Use

TUI

TUI

gitcrawl tui is the interactive cluster browser. Keyboard-first, mouse-friendly, refreshes from local SQLite every 15 seconds.

#Launching

gitcrawl tui owner/repo
gitcrawl tui                      # infers the most recently updated local repo
gitcrawl tui --min-size 5         # default; show clusters with ≥5 active members
gitcrawl tui --sort recent        # alternate sort
gitcrawl tui --hide-closed        # focus only on currently open clusters
FlagDefaultDescription
--min-size <n>5Minimum active member count
--sort recent|oldest|sizesizeCluster ordering
--limit <n>500Working-set cap (rows fetched into the TUI)
--hide-closed(off)Hide locally closed clusters
--include-closed(deprecated)Closed clusters are included by default
--json(off)Emit a non-interactive JSON snapshot instead of launching the UI

When --json is passed, the TUI command produces the same cluster summary the interactive view would render — useful for CI checks or for an agent that wants the same view a human would see.

#Default behavior

The TUI starts at --min-size 5 and --sort size so the first screen is the useful triage workload, not singleton noise. Pass --min-size 1 when you intentionally want singletons (e.g., looking for orphans).

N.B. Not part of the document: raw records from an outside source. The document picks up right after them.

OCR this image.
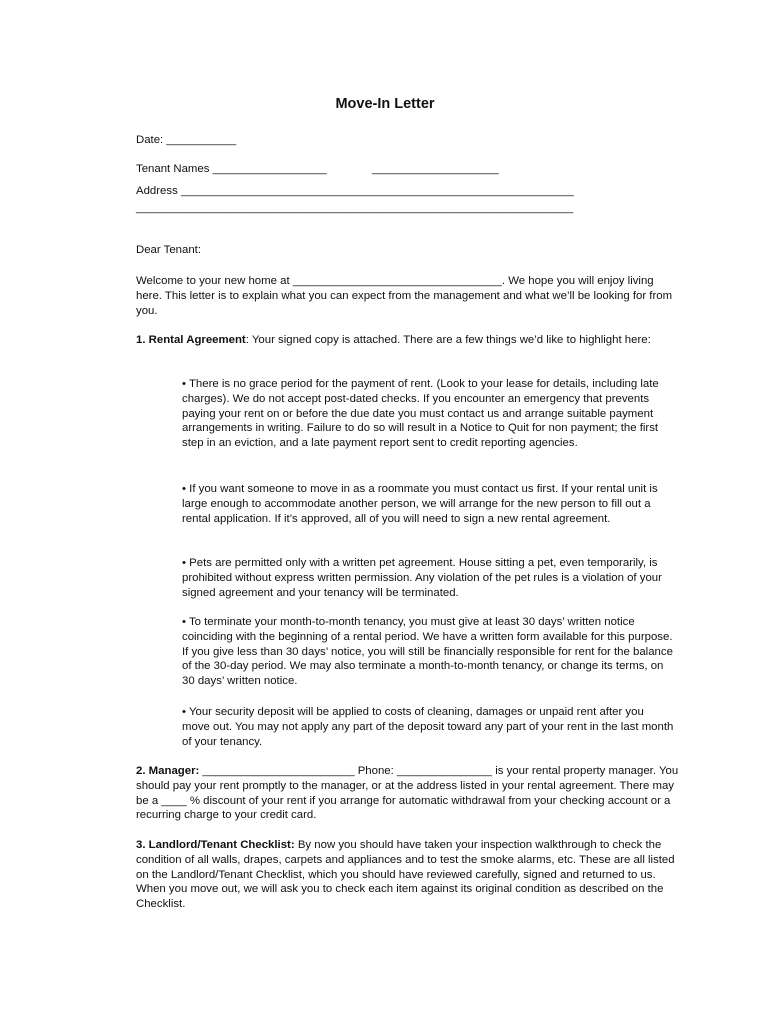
Move-In Letter
Date: ___________
Tenant Names __________________	____________________
Address ______________________________________________________________
_____________________________________________________________________
Dear Tenant:
Welcome to your new home at _________________________________. We hope you will enjoy living here. This letter is to explain what you can expect from the management and what we’ll be looking for from you.
1. Rental Agreement: Your signed copy is attached. There are a few things we’d like to highlight here:
• There is no grace period for the payment of rent. (Look to your lease for details, including late charges). We do not accept post-dated checks. If you encounter an emergency that prevents paying your rent on or before the due date you must contact us and arrange suitable payment arrangements in writing. Failure to do so will result in a Notice to Quit for non payment; the first step in an eviction, and a late payment report sent to credit reporting agencies.
• If you want someone to move in as a roommate you must contact us first. If your rental unit is large enough to accommodate another person, we will arrange for the new person to fill out a rental application. If it’s approved, all of you will need to sign a new rental agreement.
• Pets are permitted only with a written pet agreement. House sitting a pet, even temporarily, is prohibited without express written permission. Any violation of the pet rules is a violation of your signed agreement and your tenancy will be terminated.
• To terminate your month-to-month tenancy, you must give at least 30 days’ written notice coinciding with the beginning of a rental period. We have a written form available for this purpose. If you give less than 30 days’ notice, you will still be financially responsible for rent for the balance of the 30-day period. We may also terminate a month-to-month tenancy, or change its terms, on 30 days’ written notice.
• Your security deposit will be applied to costs of cleaning, damages or unpaid rent after you move out. You may not apply any part of the deposit toward any part of your rent in the last month of your tenancy.
2. Manager: ________________________ Phone: _______________ is your rental property manager. You should pay your rent promptly to the manager, or at the address listed in your rental agreement. There may be a ____ % discount of your rent if you arrange for automatic withdrawal from your checking account or a recurring charge to your credit card.
3. Landlord/Tenant Checklist: By now you should have taken your inspection walkthrough to check the condition of all walls, drapes, carpets and appliances and to test the smoke alarms, etc. These are all listed on the Landlord/Tenant Checklist, which you should have reviewed carefully, signed and returned to us. When you move out, we will ask you to check each item against its original condition as described on the Checklist.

The view auto-refreshes from the local store every 15 seconds. There is no GitHub call from the TUI itself — to bring in fresh upstream data, run gitcrawl sync (or refresh) in another terminal and the TUI picks it up on the next tick.

#Keyboard

KeyAction
/ Move within the active pane
Tab / Shift+TabSwitch panes
EnterOpen detail for selected cluster or member; on a member, loads neighbors first
aOpen the action menu (cluster or member, depending on focus)
#Jump to a specific issue or PR number
nLoad neighbors for the selected issue or PR
pSwitch between repositories already present in the local store
sCycle sort mode (sizerecentoldest, both directions)
/Filter rows by substring
qQuit

The action menu opened with a mirrors the right-click menu, so every mouse action has a keyboard equivalent.

#Mouse

Mouse support is built in and works in most modern terminals (iTerm2, Kitty, Alacritty, WezTerm, recent macOS Terminal):

  • Click a row to select it
  • Double-click to open detail
  • Wheel scrolls the focused pane
  • Right-click opens the cluster or member action menu
  • Trackpad scroll is buffered to avoid jumpy redraws

If your terminal does not pass through mouse events, all actions remain available via keyboard.

#Action menu

Cluster actions:

  • Copy issue/PR URL or number
  • Sort cluster members
  • Filter to a member subset
  • Jump to a referenced issue or PR
  • Open canonical thread on GitHub
  • Load neighbors for the canonical
  • Local close / reopen
  • Set canonical member
  • Exclude / include member

Member actions:

  • Copy URL / number
  • Load neighbors
  • Open on GitHub
  • Local close / reopen this thread
  • Exclude from cluster

These map directly onto the governance commands. Anything you can do interactively, you can also script.

#Display rules

gitcrawl clusters and the TUI use the same display rules:

  • Latest raw run clusters first
  • Closed durable rows merged in as historical context
  • Default sort is size (largest active membership first)
  • GitHub-closed members are hidden from the latest-run view; pass --include-closed to see the full historical cluster

For an audit-style view that does not merge with the latest run, use gitcrawl durable-clusters --include-closed.

#Tips

  • Resize your terminal — the panes reflow.
  • A single repo with thousands of threads is fine; the working set is capped at 500 rows so the UI stays snappy.
  • Run gitcrawl refresh owner/repo periodically in a sibling terminal; the TUI reflects new data on the next 15s tick.
  • If the cluster you are looking for is missing, check --min-size and --hide-closed.
  • The status bar at the bottom shows the active sort, filter, repo, and any warnings (e.g., "vector model mismatch — re-run embed").